On the other end of the spectrum are behaviors that you wish you could have your way on but that really aren’t worth fighting over (although we still do), e.g., I want the boys to wear heavier coats outside when it is cold, but they insist on wearing jackets. Not a moral issue really; social acceptability is mixed: on the kid side of things – needing a coat is clearly for wimps, while for parents, not having child wear a coat means you are a bad parent (see kids are not the only ones who deal with peer pressure); not really ever a health issue here in Kentucky although I could pretend it is; but clearly annoying to me that they won’t just bundle up because I say so. So what do I do? Most days I let them choose what coat to wear and let them deal with the consequences. (Don’t come whining to me if you freeze!)
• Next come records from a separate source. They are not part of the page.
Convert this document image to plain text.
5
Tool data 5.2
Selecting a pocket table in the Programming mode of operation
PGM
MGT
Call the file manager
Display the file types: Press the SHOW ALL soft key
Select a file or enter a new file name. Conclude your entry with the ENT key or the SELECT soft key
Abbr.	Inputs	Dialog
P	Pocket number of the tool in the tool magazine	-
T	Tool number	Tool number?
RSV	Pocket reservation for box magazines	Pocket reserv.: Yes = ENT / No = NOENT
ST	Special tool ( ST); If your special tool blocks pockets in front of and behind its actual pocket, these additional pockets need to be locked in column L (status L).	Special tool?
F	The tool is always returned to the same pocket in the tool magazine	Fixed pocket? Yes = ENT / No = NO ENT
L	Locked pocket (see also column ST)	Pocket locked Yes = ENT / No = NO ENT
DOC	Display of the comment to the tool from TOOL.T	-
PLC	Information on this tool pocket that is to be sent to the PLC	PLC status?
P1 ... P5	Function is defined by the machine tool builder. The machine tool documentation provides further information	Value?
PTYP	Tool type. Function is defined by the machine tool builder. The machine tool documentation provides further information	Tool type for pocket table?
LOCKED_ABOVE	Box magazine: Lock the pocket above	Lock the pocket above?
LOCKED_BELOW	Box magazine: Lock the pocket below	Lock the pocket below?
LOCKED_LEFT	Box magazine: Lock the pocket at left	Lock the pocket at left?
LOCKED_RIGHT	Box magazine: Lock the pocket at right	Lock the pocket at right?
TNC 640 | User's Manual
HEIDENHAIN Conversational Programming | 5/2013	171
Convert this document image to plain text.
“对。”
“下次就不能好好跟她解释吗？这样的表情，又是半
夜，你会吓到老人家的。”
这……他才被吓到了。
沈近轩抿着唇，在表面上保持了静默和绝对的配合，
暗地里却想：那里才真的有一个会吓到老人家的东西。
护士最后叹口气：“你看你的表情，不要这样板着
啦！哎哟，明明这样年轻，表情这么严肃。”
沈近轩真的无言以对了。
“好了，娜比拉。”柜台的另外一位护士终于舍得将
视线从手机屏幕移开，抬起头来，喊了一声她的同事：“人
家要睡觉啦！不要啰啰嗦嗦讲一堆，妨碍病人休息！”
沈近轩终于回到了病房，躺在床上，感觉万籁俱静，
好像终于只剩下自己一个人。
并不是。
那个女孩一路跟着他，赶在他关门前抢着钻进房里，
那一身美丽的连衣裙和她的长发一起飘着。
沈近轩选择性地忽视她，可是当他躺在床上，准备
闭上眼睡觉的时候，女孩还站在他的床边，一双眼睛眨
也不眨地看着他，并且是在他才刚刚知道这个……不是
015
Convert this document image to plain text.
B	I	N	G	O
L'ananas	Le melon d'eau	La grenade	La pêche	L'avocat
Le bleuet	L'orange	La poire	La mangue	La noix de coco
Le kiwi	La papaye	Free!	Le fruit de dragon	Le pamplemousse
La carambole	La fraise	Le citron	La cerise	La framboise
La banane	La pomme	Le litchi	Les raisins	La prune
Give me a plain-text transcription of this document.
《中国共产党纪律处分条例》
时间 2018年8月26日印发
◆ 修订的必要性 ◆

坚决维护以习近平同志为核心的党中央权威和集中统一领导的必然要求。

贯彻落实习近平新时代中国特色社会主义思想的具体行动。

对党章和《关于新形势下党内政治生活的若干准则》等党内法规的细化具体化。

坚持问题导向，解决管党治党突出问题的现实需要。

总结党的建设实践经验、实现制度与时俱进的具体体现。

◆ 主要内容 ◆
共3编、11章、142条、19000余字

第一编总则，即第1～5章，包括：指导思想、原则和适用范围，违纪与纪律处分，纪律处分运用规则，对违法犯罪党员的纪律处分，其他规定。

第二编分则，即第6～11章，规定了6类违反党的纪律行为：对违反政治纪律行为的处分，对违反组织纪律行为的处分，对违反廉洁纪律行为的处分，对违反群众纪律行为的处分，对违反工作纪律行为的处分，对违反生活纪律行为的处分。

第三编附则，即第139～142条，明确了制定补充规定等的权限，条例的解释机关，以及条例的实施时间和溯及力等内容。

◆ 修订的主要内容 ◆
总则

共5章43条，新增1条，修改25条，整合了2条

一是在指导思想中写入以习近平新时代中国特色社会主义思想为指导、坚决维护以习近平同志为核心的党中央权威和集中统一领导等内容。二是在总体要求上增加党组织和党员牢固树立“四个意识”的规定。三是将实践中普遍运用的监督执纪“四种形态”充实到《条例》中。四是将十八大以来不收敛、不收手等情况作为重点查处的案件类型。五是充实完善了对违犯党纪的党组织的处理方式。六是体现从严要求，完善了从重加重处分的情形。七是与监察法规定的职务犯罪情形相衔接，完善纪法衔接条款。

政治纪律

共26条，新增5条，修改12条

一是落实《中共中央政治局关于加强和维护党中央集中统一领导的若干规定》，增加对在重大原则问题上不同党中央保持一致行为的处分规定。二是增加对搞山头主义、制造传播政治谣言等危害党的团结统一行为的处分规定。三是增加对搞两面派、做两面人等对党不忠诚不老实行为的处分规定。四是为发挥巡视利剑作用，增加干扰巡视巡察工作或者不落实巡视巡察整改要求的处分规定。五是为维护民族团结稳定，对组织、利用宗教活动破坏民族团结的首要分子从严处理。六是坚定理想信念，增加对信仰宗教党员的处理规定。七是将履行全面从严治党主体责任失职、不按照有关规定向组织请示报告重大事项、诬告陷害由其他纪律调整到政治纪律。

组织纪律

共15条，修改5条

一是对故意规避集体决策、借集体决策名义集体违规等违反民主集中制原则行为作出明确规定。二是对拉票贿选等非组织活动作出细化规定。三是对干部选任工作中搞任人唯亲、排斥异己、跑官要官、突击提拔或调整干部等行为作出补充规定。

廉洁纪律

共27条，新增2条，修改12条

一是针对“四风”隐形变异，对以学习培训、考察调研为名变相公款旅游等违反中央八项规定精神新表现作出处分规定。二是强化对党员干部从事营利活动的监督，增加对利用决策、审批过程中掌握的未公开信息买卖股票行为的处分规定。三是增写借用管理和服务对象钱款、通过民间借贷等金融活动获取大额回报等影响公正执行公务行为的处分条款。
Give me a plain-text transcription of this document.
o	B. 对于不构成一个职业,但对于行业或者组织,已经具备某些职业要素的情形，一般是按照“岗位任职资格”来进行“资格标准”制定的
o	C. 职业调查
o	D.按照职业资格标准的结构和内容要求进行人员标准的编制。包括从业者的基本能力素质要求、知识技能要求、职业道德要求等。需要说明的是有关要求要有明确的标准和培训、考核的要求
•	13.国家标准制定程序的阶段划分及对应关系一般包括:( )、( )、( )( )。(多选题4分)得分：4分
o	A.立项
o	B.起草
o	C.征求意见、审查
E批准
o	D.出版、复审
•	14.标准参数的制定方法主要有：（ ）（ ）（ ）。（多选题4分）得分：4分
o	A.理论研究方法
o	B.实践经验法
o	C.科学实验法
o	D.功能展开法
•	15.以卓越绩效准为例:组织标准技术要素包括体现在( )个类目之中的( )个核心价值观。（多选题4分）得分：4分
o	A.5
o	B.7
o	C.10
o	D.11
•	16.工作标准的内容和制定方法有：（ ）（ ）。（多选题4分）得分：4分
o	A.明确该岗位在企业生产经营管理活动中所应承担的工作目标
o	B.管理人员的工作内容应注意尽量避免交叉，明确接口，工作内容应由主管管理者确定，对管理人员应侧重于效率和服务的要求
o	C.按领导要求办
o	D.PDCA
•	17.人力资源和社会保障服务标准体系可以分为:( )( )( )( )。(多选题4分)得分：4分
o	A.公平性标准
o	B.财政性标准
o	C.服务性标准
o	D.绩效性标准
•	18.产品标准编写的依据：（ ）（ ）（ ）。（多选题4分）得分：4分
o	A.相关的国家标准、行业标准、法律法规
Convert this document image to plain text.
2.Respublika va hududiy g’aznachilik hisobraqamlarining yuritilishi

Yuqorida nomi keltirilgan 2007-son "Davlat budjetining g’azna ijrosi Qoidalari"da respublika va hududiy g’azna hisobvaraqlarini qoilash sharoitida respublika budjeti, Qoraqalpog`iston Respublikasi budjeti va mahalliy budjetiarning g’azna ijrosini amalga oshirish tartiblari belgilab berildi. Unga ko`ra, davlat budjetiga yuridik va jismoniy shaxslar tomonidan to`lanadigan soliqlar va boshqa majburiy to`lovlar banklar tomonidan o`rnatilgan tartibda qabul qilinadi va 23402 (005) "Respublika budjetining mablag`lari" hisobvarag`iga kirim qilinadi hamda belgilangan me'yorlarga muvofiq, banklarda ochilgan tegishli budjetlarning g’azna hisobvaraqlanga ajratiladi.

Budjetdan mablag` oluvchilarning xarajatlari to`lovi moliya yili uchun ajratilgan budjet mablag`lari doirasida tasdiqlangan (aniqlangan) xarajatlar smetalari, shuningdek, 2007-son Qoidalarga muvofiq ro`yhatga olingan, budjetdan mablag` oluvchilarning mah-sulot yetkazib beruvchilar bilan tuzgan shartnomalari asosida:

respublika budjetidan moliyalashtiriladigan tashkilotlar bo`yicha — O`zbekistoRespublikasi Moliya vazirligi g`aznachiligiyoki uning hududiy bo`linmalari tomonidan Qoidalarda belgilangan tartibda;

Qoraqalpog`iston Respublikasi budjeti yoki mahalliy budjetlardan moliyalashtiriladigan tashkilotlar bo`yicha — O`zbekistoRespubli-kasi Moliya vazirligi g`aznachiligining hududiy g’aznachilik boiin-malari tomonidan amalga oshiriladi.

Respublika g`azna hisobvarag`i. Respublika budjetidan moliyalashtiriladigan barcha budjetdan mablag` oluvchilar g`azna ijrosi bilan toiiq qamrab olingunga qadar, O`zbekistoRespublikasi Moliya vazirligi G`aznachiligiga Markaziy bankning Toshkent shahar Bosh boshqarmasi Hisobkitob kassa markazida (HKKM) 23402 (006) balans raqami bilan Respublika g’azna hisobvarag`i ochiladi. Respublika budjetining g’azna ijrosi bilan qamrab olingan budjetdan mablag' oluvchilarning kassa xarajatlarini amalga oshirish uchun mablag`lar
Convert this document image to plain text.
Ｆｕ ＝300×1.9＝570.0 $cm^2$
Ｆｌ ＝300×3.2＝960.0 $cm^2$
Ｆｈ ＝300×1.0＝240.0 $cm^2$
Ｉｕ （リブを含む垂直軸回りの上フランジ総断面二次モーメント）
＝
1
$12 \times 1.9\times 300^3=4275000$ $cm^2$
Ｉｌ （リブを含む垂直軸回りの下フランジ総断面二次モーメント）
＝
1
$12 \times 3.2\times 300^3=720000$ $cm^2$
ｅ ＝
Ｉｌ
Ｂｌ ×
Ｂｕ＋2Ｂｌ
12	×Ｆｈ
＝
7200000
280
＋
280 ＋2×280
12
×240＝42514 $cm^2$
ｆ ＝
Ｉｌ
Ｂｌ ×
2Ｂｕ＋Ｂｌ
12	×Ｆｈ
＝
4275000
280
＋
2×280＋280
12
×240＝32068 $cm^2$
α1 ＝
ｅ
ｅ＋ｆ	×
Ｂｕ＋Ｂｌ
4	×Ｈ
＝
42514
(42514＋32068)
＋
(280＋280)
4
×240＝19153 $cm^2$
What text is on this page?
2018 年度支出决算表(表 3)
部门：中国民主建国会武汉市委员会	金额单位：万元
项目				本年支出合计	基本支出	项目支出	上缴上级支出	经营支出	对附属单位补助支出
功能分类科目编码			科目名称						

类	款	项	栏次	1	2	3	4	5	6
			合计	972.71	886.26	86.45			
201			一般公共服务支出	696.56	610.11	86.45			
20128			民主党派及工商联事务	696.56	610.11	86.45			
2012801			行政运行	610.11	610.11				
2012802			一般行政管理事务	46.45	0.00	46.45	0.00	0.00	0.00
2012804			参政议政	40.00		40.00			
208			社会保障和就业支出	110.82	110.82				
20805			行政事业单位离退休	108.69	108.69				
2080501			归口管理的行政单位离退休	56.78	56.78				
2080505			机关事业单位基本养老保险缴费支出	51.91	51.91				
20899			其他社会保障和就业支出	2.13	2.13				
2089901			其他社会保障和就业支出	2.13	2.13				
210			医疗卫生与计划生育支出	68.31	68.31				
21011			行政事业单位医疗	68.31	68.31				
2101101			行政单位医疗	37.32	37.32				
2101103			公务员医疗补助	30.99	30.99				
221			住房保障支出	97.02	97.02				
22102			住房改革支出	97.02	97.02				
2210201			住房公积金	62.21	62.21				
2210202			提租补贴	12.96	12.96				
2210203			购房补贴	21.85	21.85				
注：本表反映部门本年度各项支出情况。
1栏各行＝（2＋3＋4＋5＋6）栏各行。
Other behaviors are more difficult to sort out. One current one for me: attitude and follow through on doing chores – particularly the dishes and laundry. Neither boy likes doing chores of course, but they are also both in varying degrees like their dad (the nature part of nature vs nurture). They really just do not like to think about the mundane workings of everyday life. Thus, getting them to complete any household chore and do the job well is at best vexing, and at worst a major meltdown. To get the job done and done right, I find myself becoming like a marine drill sergeant during the first days of boot camp. But having lived with the boys’ father now for 16 years, I think I have accepted that the behavior around chores is an area where I can curb behavior but I am also going to have to adjust my expectations. None of the men in my household really care as much about loading the dishwasher correctly as I do. Or sorting and folding socks and towels. And the list could go on.
I have so many other examples I could give of where a microcosm of debate over nature vs nurture can be observed in my very own household. At the end of all this, what I have concluded is that changing human behavior is really hard to do and requires much more concentration and focus than most of us have in us. So you really have to pick and choose your battles as a parent. Where I can live and let live, I just need to not sweat the small stuff. I can work on curbing the more annoying behaviors my kids exhibit everyday but, if there is really something hugely problematic where complete change is needed, I have to really be dedicated to seeing it through over the long haul.
What do you think? How much of behavior is environment or genetically determined? I know it is both, but I am still struggling to understand where the limits of each are in my everyday life as a parent.